En un lugar confuso, que parecía sacado de mis sueños, me encontraba yo parado. Era raro, porque yo ya había muerto.
Había llegado a aceptar mi dolor, a rendirme ante él, pero nunca había pensado en arrastrarla conmigo. Mis ojos, completamente cegados por las lágrimas, dejaban entrever el peso de lo que acababa de vivir. La conciencia, o lo poco que quedaba de ella, no encontraba sentido en aquella realidad que se desplegaba frente a mí.
Ese sitio se parecía al cielo; al mismo tiempo, era inquietantemente ajeno. La luz y la oscuridad se mezclaban en una escena indescriptible, mientras una neblina espesa parecía moverse con vida propia.
Sin previo aviso, mis ojos comenzaron a cerrarse, desvaneciéndose junto con la escena. Entonces, en medio de la penumbra que invadía mis sentidos, una voz familiar resonó en mi mente.
"Te ayudaré en todo para alcanzar ese destino", la voz se desvanecía como una en una habitación desolada.
Cuando volví a abrir los ojos, ya no estaba allí.
Me encontraba en otra ubicación, totalmente desconocida.

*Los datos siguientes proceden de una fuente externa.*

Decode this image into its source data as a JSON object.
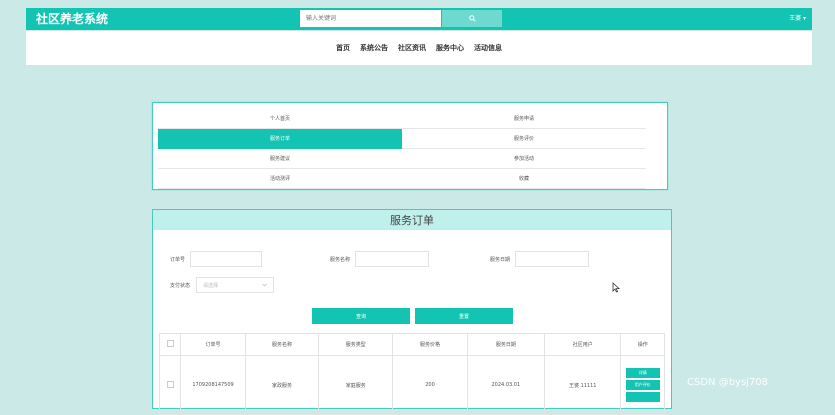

Mis pensamientos intentaban procesar lo que había experimentado. Miré a mi alrededor y un grupo de hombres mayores me rodeaba, todos con rostros serios y miradas inquisitivas que formaban un círculo en torno a mí, como si me observaran en una especie de altar.
Entre todos ellos, resaltaba la figura de una mujer de una belleza casi divina, con un semblante sereno y una expresión profunda.
Estaba frente a mí; su presencia parecía iluminar aquel lugar como si fuese la encarnación de un dios.